FSE2025
Towards Understanding Fine-Grained Programming Mistakes and Fixing Patterns in Data Science
Wei-Hao Chen, Jia Lin Cheoh, Manthan Keim, Sabine Brunswicker, Tianyi Zhang
1 citation
Abstract
Programming is an essential activity in data science (DS). Unlike regular software developers, DS programmers often use Jupyter notebooks instead of conventional IDEs. Moreover, DS programmers focus on statistics, data analytics, and modeling rather than writing production-ready code following best practices in software engineering. Thus, in order to provide effective tool support to improve their productivity, it is important to understand what kinds of errors they make and how they fix them. Previous studies have analyzed DS code from public code-sharing platforms such as GitHub and Kaggle. However, they only accounted for code changes committed to the version history, omitting many programming mistakes that are resolved before code commits.
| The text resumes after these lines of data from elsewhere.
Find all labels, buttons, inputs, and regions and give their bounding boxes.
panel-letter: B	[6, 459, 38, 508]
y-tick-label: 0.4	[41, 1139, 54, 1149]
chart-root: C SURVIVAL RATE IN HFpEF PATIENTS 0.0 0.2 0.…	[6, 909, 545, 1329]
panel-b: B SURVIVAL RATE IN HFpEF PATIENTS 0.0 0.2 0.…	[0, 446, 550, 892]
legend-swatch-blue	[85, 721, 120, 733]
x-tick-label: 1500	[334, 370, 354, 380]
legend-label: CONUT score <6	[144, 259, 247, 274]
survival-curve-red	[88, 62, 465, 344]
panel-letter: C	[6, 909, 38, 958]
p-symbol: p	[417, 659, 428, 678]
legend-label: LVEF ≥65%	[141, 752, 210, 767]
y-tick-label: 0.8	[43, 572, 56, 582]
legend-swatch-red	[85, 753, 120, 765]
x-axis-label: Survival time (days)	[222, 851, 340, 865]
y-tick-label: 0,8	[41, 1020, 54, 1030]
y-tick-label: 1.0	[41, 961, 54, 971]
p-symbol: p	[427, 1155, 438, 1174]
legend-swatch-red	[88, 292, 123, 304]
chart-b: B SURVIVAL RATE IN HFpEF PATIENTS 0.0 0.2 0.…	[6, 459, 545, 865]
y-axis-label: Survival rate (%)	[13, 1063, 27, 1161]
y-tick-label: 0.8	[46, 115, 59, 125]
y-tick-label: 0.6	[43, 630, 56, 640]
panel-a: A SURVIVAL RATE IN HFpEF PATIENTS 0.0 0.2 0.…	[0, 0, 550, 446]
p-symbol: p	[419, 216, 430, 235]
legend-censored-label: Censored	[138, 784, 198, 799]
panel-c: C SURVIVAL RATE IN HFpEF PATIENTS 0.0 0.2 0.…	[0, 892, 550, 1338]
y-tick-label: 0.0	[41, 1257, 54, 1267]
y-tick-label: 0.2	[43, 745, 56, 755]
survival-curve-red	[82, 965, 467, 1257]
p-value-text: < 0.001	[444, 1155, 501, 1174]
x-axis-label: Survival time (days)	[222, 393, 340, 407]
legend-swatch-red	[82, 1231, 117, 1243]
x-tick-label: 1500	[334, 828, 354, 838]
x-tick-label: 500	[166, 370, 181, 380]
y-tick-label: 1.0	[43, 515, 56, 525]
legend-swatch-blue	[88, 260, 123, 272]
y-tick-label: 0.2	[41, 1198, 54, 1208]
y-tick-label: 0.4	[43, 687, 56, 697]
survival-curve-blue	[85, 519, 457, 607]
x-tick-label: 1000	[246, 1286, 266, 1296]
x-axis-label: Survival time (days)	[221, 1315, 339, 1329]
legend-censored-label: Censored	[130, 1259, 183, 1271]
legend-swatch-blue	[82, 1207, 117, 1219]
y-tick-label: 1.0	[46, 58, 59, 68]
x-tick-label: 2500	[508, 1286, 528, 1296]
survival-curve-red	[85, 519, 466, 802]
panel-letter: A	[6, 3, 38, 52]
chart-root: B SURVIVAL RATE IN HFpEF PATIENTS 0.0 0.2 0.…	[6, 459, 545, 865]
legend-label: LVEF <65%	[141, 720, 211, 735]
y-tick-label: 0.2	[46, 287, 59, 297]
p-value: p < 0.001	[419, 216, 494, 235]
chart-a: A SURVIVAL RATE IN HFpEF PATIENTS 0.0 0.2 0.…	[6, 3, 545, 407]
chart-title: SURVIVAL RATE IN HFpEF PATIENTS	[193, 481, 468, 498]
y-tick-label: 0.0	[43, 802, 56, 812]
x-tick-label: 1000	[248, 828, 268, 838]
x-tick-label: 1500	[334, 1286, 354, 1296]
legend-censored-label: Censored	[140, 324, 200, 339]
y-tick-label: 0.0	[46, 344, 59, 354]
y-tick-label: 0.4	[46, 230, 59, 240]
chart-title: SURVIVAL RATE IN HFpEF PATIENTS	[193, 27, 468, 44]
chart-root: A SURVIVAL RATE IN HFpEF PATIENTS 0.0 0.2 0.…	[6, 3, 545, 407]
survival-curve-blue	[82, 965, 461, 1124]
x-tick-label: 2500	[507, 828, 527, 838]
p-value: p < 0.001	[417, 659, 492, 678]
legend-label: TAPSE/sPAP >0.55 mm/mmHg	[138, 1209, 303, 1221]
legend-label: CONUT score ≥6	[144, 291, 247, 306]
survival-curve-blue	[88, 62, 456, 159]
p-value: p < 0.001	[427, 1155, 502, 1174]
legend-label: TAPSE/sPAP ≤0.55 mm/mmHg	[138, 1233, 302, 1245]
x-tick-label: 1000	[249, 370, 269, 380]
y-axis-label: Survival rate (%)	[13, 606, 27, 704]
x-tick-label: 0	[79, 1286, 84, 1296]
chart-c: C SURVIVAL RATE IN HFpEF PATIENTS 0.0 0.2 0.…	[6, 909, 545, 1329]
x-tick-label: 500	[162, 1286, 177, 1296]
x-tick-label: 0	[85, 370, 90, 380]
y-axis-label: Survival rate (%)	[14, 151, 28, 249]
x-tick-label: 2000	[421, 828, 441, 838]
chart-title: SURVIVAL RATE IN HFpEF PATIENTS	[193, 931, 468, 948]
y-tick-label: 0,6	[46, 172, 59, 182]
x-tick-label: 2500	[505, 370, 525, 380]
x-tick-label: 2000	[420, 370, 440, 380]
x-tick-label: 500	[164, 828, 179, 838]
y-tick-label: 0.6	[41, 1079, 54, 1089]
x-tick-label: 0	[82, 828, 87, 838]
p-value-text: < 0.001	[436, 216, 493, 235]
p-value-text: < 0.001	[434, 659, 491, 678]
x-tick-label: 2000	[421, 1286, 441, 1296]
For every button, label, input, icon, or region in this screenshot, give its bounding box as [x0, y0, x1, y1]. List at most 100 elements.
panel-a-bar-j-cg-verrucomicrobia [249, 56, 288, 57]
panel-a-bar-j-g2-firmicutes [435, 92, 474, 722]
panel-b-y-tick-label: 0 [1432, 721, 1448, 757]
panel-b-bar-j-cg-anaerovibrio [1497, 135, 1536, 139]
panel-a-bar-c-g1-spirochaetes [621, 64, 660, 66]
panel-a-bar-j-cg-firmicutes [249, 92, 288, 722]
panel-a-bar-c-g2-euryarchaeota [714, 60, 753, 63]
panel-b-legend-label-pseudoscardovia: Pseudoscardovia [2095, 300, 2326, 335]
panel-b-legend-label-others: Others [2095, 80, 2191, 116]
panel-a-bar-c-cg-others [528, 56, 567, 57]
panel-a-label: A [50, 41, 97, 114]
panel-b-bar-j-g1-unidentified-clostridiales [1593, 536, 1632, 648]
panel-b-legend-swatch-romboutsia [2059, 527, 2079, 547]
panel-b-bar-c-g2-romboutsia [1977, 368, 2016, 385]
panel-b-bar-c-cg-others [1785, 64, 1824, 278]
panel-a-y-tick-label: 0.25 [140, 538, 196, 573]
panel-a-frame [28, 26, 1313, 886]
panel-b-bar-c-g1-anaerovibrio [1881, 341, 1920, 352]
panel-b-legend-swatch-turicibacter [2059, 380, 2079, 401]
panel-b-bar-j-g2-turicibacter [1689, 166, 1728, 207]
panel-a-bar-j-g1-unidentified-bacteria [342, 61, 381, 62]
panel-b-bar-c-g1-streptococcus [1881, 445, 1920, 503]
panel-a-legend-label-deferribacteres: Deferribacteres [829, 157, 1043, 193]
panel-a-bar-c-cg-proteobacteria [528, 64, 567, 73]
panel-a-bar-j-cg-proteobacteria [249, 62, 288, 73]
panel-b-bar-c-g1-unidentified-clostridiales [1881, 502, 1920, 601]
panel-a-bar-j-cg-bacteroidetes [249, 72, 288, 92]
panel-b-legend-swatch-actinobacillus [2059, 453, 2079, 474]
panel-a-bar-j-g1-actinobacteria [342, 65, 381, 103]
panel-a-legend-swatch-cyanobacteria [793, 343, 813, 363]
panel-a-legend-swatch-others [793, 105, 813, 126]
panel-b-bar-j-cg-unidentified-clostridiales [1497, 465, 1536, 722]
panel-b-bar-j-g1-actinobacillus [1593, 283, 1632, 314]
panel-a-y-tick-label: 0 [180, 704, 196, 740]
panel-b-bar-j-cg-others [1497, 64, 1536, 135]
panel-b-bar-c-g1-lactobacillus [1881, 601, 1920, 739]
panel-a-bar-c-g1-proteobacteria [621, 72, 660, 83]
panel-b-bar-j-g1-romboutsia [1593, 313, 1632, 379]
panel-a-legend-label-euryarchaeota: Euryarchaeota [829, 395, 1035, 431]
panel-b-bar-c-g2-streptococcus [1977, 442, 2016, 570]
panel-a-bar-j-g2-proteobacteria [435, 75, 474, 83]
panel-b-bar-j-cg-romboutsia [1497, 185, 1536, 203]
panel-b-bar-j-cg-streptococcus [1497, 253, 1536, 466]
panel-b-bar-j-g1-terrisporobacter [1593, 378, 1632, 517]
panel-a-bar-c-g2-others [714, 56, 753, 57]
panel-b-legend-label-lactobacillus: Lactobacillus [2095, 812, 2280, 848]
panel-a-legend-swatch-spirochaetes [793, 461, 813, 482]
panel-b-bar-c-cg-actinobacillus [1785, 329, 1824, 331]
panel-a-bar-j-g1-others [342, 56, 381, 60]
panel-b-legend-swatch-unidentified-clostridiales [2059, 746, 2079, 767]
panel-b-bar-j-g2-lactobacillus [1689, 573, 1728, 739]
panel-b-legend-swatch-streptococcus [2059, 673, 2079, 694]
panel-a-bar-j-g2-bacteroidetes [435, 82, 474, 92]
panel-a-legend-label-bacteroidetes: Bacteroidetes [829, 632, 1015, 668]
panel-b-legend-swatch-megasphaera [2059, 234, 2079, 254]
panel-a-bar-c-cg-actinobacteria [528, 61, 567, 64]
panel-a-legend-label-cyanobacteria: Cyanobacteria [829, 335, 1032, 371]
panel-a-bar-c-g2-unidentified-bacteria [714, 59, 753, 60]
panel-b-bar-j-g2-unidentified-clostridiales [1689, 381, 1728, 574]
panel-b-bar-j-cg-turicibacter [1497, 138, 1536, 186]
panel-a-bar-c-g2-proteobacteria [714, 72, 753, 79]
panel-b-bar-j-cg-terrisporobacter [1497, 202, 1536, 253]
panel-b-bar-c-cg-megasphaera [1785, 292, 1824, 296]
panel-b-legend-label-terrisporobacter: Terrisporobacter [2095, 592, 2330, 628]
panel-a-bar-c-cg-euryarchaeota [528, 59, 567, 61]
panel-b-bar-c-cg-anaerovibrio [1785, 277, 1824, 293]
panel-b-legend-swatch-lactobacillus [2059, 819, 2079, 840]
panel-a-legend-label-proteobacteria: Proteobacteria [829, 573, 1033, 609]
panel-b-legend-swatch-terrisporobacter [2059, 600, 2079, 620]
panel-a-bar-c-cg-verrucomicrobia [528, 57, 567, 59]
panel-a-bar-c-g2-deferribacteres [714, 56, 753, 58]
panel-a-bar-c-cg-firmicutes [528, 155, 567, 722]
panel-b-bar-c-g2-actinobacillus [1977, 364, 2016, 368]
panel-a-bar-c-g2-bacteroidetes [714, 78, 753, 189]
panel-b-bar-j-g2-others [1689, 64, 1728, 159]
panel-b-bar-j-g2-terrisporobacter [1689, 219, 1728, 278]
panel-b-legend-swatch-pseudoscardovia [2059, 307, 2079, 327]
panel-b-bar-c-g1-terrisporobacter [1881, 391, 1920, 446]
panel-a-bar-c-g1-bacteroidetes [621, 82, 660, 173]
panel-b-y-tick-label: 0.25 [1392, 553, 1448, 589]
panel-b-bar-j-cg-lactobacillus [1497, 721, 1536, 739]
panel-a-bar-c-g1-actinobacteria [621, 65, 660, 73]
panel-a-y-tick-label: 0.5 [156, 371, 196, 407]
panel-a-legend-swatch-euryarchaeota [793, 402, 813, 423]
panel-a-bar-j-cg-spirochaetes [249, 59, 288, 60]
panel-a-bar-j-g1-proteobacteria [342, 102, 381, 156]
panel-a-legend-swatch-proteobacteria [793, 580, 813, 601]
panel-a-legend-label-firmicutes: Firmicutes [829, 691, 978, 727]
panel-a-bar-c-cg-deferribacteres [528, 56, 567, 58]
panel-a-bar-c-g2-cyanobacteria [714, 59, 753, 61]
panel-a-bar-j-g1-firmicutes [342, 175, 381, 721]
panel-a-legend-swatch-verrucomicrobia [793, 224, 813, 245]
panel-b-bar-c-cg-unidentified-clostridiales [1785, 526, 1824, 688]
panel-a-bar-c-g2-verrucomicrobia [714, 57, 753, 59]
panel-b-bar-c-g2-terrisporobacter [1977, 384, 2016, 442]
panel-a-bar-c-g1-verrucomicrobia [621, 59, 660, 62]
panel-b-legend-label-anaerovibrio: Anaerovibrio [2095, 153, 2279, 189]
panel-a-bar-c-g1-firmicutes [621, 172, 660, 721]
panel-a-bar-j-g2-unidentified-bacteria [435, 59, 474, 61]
To bridge the gap, we present an in-depth analysis of the fine-grained logs of a DS competition, which includes 390 Jupyter Notebooks written by participants over six weeks. In addition, we conducted semi-structured interviews with 10 DS programmers from different domains to understand the reasons behind their programming mistakes. We identified several unique programming mistakes and fix patterns that had not been reported before, highlighting opportunities for designing new tool support for DS programming.